An idea originating with Isaac Luria is all desires stem from רצון העליון the higher "Will." But people's will while coming from a place of holiness and good can fall away from that. People's will need to be raised up to its source in the Higher "Will".






The fact that there were great tzadikim like Gra does provide an excuse for copycats. It is sadly all too easy to play on peoples naivety and credulity. And it is impossible to warn anyone about the frauds charismatic fakers because  of the prohibition of Lashon Hara (slander). Besides that, it is hard to tell the difference between miracles from the realm of holiness, and the exact same kinds of miracles from the realm of darkness. It is not worth the time to warn people. If someone of the stature of the Gra was ignored by his own disciples, then what good would my warnings do? 

28.9.15

It is hard to judge the yeshiva world. The truth is it is very confusing. For example the tendency of Lithuanian yeshivas is to carefully protect what they are and what they are doing and to throw off and throw out anyone that does not seem to be a part of the program. I think this is  a good thing except when they throw out people that are in fact learning Torah for its own sake.
The general rule is they present themselves are elite geniuses when that is not usually the case.
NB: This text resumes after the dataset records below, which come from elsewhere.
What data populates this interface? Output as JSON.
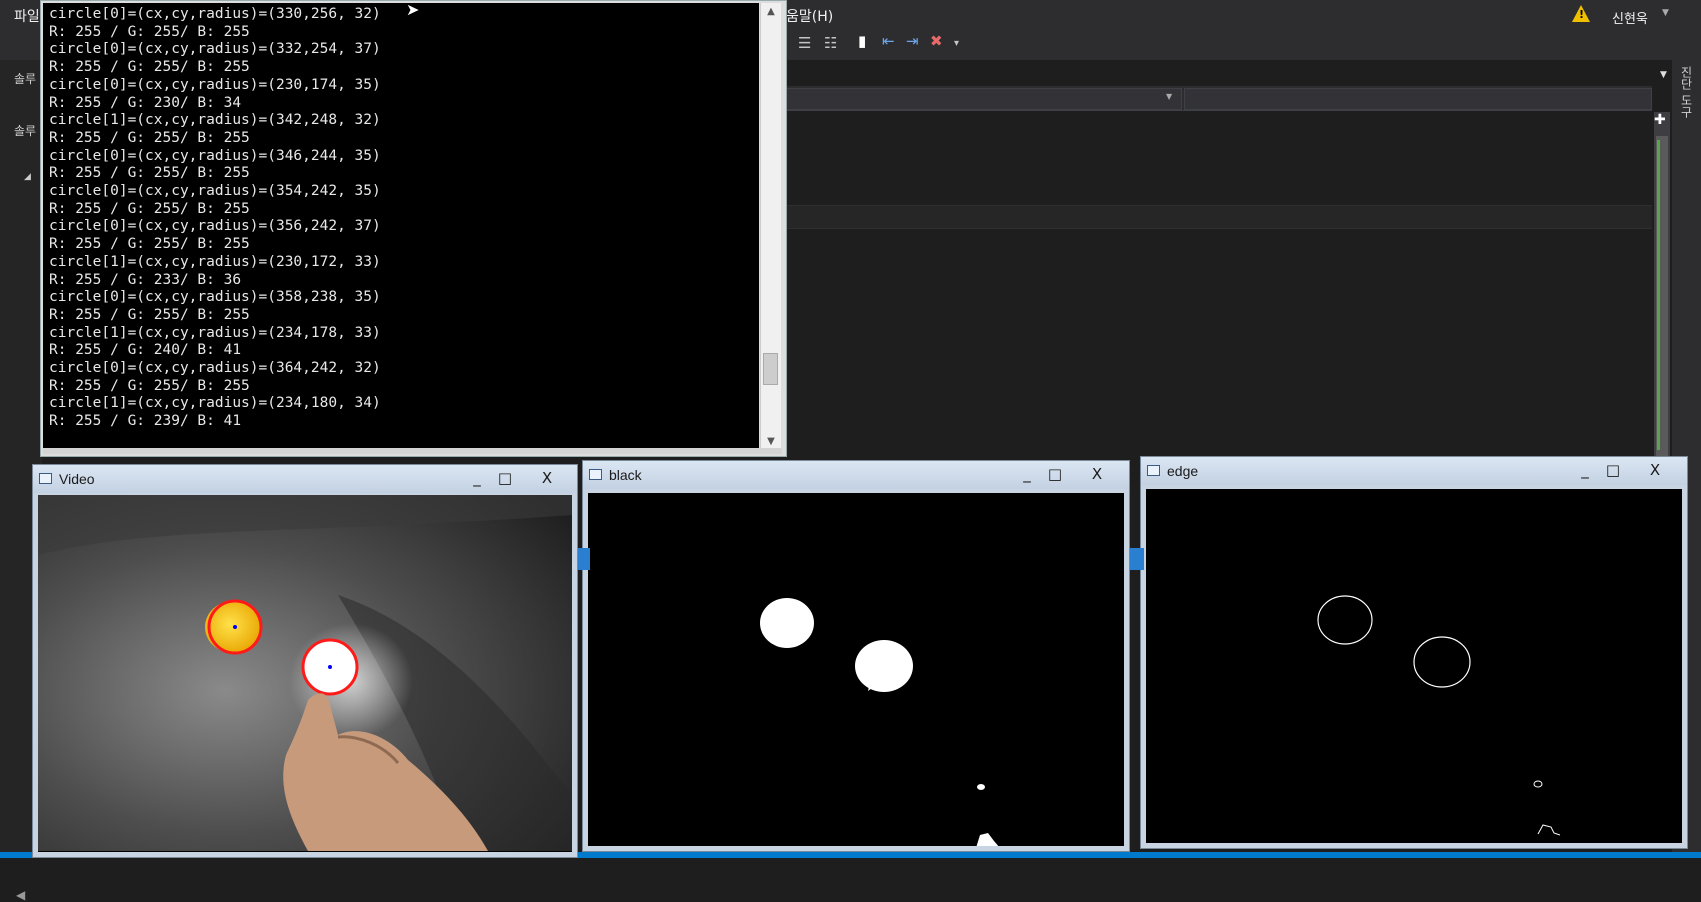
{
  "vs": {
    "menu_file": "파일",
    "menu_help": "움말(H)",
    "user_name": "신현욱",
    "left_label_1": "솔루",
    "left_label_2": "솔루",
    "vertical_tab": "진단 도구",
    "warning_icon": "warning-icon"
  },
  "console": {
    "lines": [
      "circle[0]=(cx,cy,radius)=(330,256, 32)",
      "R: 255 / G: 255/ B: 255",
      "circle[0]=(cx,cy,radius)=(332,254, 37)",
      "R: 255 / G: 255/ B: 255",
      "circle[0]=(cx,cy,radius)=(230,174, 35)",
      "R: 255 / G: 230/ B: 34",
      "circle[1]=(cx,cy,radius)=(342,248, 32)",
      "R: 255 / G: 255/ B: 255",
      "circle[0]=(cx,cy,radius)=(346,244, 35)",
      "R: 255 / G: 255/ B: 255",
      "circle[0]=(cx,cy,radius)=(354,242, 35)",
      "R: 255 / G: 255/ B: 255",
      "circle[0]=(cx,cy,radius)=(356,242, 37)",
      "R: 255 / G: 255/ B: 255",
      "circle[1]=(cx,cy,radius)=(230,172, 33)",
      "R: 255 / G: 233/ B: 36",
      "circle[0]=(cx,cy,radius)=(358,238, 35)",
      "R: 255 / G: 255/ B: 255",
      "circle[1]=(cx,cy,radius)=(234,178, 33)",
      "R: 255 / G: 240/ B: 41",
      "circle[0]=(cx,cy,radius)=(364,242, 32)",
      "R: 255 / G: 255/ B: 255",
      "circle[1]=(cx,cy,radius)=(234,180, 34)",
      "R: 255 / G: 239/ B: 41"
    ]
  },
  "windows": {
    "video": {
      "title": "Video"
    },
    "black": {
      "title": "black"
    },
    "edge": {
      "title": "edge"
    }
  },
  "window_buttons": {
    "minimize": "_",
    "maximize": "□",
    "close": "X"
  },
  "colors": {
    "vs_bg": "#1e1e1e",
    "vs_accent": "#007acc",
    "detection_ring": "#ff1a1a",
    "center_dot": "#0000ff"
  }
}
On the other hand there are places in the Lithuanian yeshiva world that are of the highest quality like Ponovitch in Bnei Brak.

But the advantage of all Lithuanian yeshivas is there tends to be a minimum amount of pseudo Kabalah and lunatics which are so prevalent today in the world of the religious.

One thing about the pseudo Kabalah that is taught nowadays  is that it warps people's world view.
Pseudo Kabalah of course claims its lineage from Isaac Luria (the Ari), but in fact it teaches the Kabalah of the Shatz {Shabatai Tzvi} in disguise.


One fellow was telling me today his experience in some yeshivas when he was fourteen years old and was horrified how teaching young kids all kinds of pseudo Kabalah  would warp and mess up their minds permanently.

This came up with another fellow who was telling me about the Shuvu Banim Breslov crowd and some of the Shabatai Tzvi kinds of Kabalah that got to be central to their teachings.